Few ideas have been rejected in the Torah with so much passion. Because Judaism placed as it highest ideal the creation of a good and ethical world, while the refusal to take a stand on what is wrong results in its victory. A non-judgmental view of a suicide bomber, for example, may appeal to our compassion and understanding, yet in reality it is a display of extreme cruelty to the innocent victims who will die at the hands of frustrated militants.

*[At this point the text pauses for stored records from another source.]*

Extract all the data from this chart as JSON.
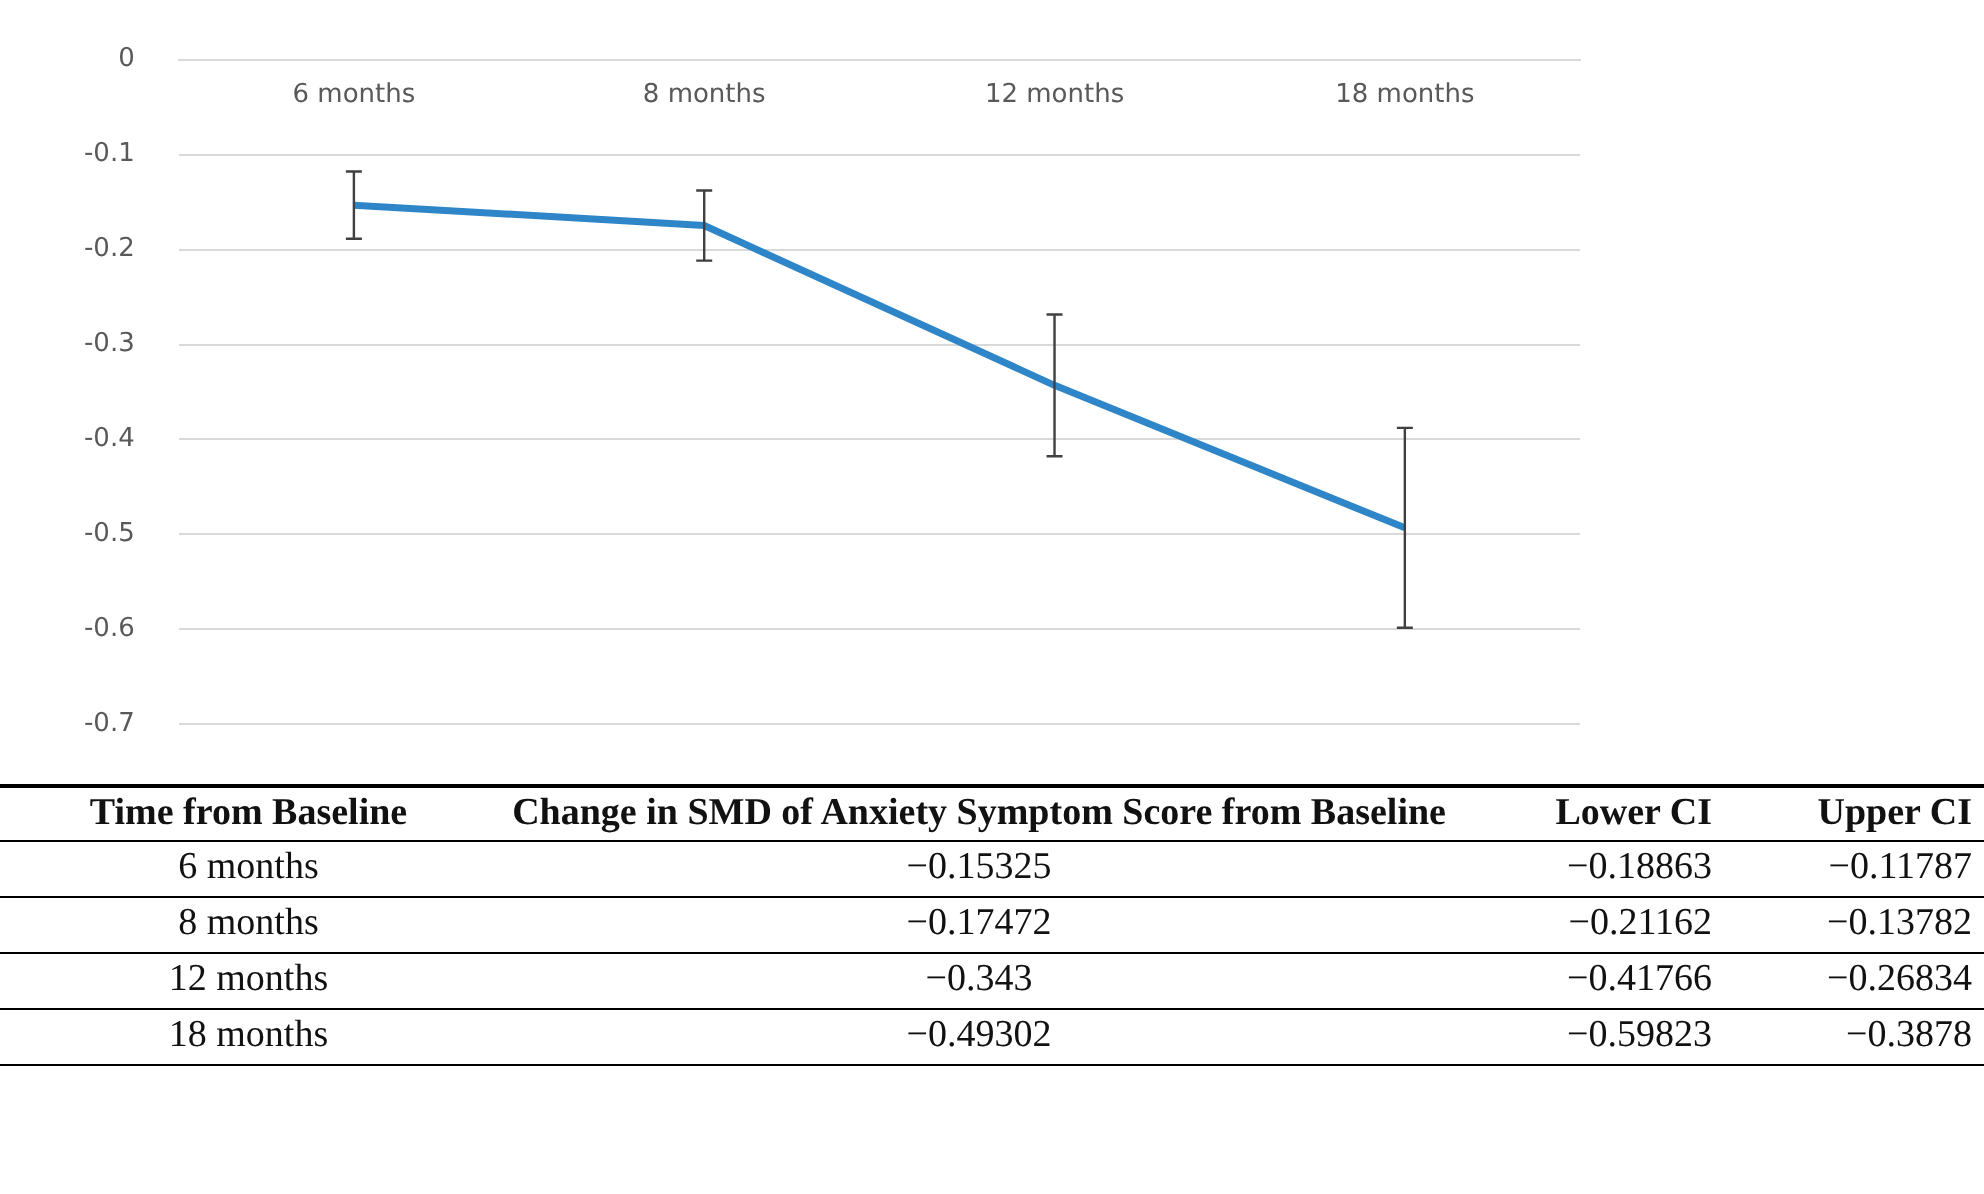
{
  "chart_data": {
    "type": "line",
    "categories": [
      "6 months",
      "8 months",
      "12 months",
      "18 months"
    ],
    "values": [
      -0.15325,
      -0.17472,
      -0.343,
      -0.49302
    ],
    "errors": [
      [
        -0.18863,
        -0.11787
      ],
      [
        -0.21162,
        -0.13782
      ],
      [
        -0.41766,
        -0.26834
      ],
      [
        -0.59823,
        -0.3878
      ]
    ],
    "color": "#2e86c8",
    "ylim": [
      -0.7,
      0
    ],
    "yticks": [
      0,
      -0.1,
      -0.2,
      -0.3,
      -0.4,
      -0.5,
      -0.6,
      -0.7
    ],
    "grid": "y",
    "legend": false,
    "marker": "none",
    "line_style": "solid",
    "annotations": [
      "Time from Baseline",
      "Change in SMD of Anxiety Symptom Score from Baseline",
      "Lower CI",
      "Upper CI",
      "−0.15325",
      "−0.18863",
      "−0.11787",
      "−0.17472",
      "−0.21162",
      "−0.13782",
      "−0.343",
      "−0.41766",
      "−0.26834",
      "−0.49302",
      "−0.59823",
      "−0.3878"
    ]
  }
}
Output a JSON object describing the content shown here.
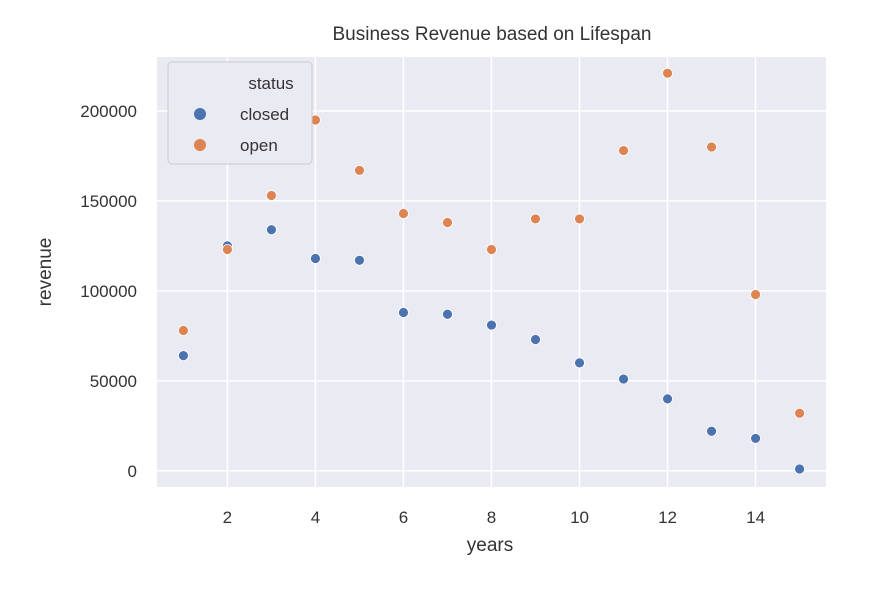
{
  "chart_data": {
    "type": "scatter",
    "title": "Business Revenue based on Lifespan",
    "xlabel": "years",
    "ylabel": "revenue",
    "xlim": [
      0.4,
      15.6
    ],
    "ylim": [
      -9000,
      230000
    ],
    "xticks": [
      2,
      4,
      6,
      8,
      10,
      12,
      14
    ],
    "yticks": [
      0,
      50000,
      100000,
      150000,
      200000
    ],
    "xtick_labels": [
      "2",
      "4",
      "6",
      "8",
      "10",
      "12",
      "14"
    ],
    "ytick_labels": [
      "0",
      "50000",
      "100000",
      "150000",
      "200000"
    ],
    "grid": true,
    "legend": {
      "title": "status",
      "placement": "top-left"
    },
    "series": [
      {
        "name": "closed",
        "color": "#4c72b0",
        "x": [
          1,
          2,
          3,
          4,
          5,
          6,
          7,
          8,
          9,
          10,
          11,
          12,
          13,
          14,
          15
        ],
        "y": [
          64000,
          125000,
          134000,
          118000,
          117000,
          88000,
          87000,
          81000,
          73000,
          60000,
          51000,
          40000,
          22000,
          18000,
          1000
        ]
      },
      {
        "name": "open",
        "color": "#dd8452",
        "x": [
          1,
          2,
          3,
          4,
          5,
          6,
          7,
          8,
          9,
          10,
          11,
          12,
          13,
          14,
          15
        ],
        "y": [
          78000,
          123000,
          153000,
          195000,
          167000,
          143000,
          138000,
          123000,
          140000,
          140000,
          178000,
          221000,
          180000,
          98000,
          32000
        ]
      }
    ]
  }
}
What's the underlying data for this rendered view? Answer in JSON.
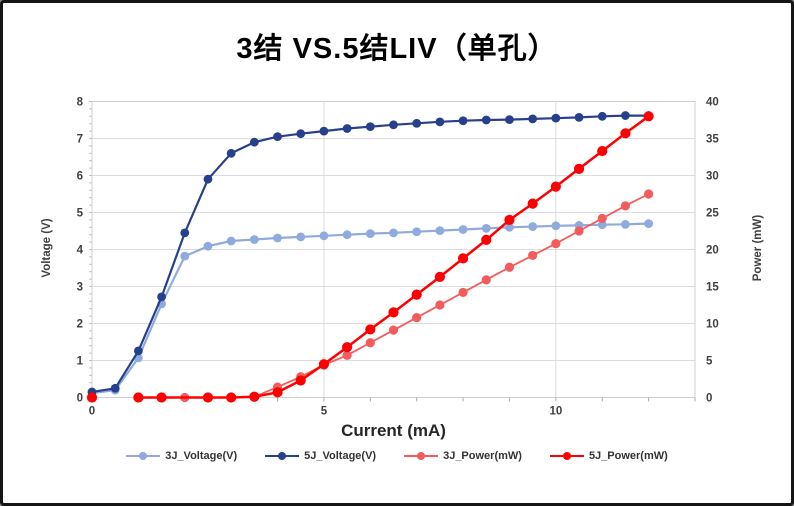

Judaism, in its obsessive attempt to turn the word into an exquisite palace, created absolute universal standards for good and evil defined by the Creator of the universe, articulated in His manual for human living, the Torah. Taking the life of an innocent person is evil. No ifs, buts or why’s. The killer may be badly hurting but that never ever justifies the evil of murdering an innocent human being.

Yet, tragically, we have become numb to our mission statement. For many years now the Jewish State displayed tolerance toward terrorists, neglecting our most cherished doctrine that the preservation of human life rains supreme over every other consideration. The results of our moral confusion were devastating: Thousands of innocent Jews and Arabs are now dead. And terrorists the world over learnt that they could continue their despicable work without serious consequences.

Good people of the world are waiting to be inspired by our four-millennium long heritage of standing up to evil and banishing it from God’s palace.